Transfection efficiency by GFP - (May/08/2006 )
I want to check the effect of my protein on cell survival. First I tried to make stable cells but this didn´t work twice (!!!)- the cells were expressing really low amount of my protein.
Now I decided to do this in transient transfection but I don´t know how to monitor the efficiency of transfection. I heard one can use GFP for that. Is it possible to do it without using FACS but simply measuring the intensity of GFP from the well (Im planning to do it in 96 well plates). What kind of spectrophotometer would I need for that?
I think using the FACS or a fluoresence microscope (less sensitive than FACS) would be a good idea. You get a better idea of the % positive cells. Otherwise you measuring whether you have some transfected cells versus no transfected and you don't know if you have a few high expressing cells or a lot of low/medium expressing cells. The FACS should give you this quantitiation. If you looking at effects on surface markers or a protein you can measure by intracellular FACS you could do two colour FACS also.
FACS might be a better way to quantify your transfections than spectrophotometer. Or just count the fluorescent cells in a 40x field after transfection, would give a rough estimate.

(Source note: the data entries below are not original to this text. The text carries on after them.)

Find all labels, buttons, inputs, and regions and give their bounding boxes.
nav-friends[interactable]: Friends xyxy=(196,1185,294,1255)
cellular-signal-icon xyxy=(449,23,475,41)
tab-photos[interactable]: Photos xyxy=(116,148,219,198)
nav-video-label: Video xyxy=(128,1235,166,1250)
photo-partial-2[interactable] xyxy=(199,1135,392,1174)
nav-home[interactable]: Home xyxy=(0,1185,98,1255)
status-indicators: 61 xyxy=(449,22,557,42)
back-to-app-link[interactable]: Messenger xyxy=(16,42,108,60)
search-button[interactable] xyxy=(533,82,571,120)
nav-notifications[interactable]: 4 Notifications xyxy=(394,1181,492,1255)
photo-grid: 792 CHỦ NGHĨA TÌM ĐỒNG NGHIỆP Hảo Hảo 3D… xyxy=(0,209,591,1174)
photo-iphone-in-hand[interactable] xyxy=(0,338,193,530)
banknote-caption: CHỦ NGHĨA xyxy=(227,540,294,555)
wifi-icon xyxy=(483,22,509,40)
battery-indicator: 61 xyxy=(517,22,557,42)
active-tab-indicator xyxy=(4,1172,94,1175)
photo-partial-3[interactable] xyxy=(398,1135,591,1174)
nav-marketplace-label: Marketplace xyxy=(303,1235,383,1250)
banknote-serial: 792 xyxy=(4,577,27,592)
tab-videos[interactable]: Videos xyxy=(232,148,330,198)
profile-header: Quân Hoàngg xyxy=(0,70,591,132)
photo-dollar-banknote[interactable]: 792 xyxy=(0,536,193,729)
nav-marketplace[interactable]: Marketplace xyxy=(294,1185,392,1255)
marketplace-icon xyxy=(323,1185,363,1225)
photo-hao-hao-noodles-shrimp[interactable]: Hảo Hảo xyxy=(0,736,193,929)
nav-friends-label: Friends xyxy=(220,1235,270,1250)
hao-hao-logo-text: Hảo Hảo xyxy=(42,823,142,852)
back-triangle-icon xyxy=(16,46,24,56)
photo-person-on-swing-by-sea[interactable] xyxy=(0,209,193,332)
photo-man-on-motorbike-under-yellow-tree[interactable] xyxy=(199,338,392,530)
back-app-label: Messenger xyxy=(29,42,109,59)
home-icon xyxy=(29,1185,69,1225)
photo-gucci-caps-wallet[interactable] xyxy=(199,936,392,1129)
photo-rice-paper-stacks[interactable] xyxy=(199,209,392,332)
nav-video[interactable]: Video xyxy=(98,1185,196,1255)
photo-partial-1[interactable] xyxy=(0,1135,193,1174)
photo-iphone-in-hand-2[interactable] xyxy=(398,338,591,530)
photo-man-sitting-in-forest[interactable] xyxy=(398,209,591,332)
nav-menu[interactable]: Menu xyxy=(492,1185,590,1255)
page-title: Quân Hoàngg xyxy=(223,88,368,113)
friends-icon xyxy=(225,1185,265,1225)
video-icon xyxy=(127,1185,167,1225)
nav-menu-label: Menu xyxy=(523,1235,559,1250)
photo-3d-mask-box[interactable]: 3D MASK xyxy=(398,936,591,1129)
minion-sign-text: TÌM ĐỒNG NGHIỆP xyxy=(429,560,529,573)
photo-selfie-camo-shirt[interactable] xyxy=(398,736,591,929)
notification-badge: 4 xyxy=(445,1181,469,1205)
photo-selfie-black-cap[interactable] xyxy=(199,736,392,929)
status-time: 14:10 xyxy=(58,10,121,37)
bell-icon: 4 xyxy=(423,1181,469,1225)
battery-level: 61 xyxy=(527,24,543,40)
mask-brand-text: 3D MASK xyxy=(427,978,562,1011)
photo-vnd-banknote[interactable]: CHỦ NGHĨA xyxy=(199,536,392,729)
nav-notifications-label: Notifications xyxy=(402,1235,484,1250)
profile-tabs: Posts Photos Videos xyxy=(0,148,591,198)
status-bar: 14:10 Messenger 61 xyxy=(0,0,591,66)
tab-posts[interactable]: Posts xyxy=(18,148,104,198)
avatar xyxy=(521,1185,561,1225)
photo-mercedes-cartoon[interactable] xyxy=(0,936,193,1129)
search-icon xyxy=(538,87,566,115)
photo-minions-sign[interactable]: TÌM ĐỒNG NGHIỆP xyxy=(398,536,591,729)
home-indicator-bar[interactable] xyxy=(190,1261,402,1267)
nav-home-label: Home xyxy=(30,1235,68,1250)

Another way to measure transfection efficiency is to use beta-gal. You can transfect in the plasmid and use a reagent that will induce fluorescence in transfected cells. this has been used with FACS and is the basic principle behind luciferase assays. You could also use a luciferace plasmid.
I think if you are going to measure efficiency with GFP, you need to use FACS or the fluorescent microscope. I think it would be possible to us the spectrophotometer, but I would be very critical of the outcome.
I found EGFP-luciferase fusion vector from clontech (Now BD Biosci) serve me well for % cell positive for GFP as well as absolute number of light units/well. Hope that help.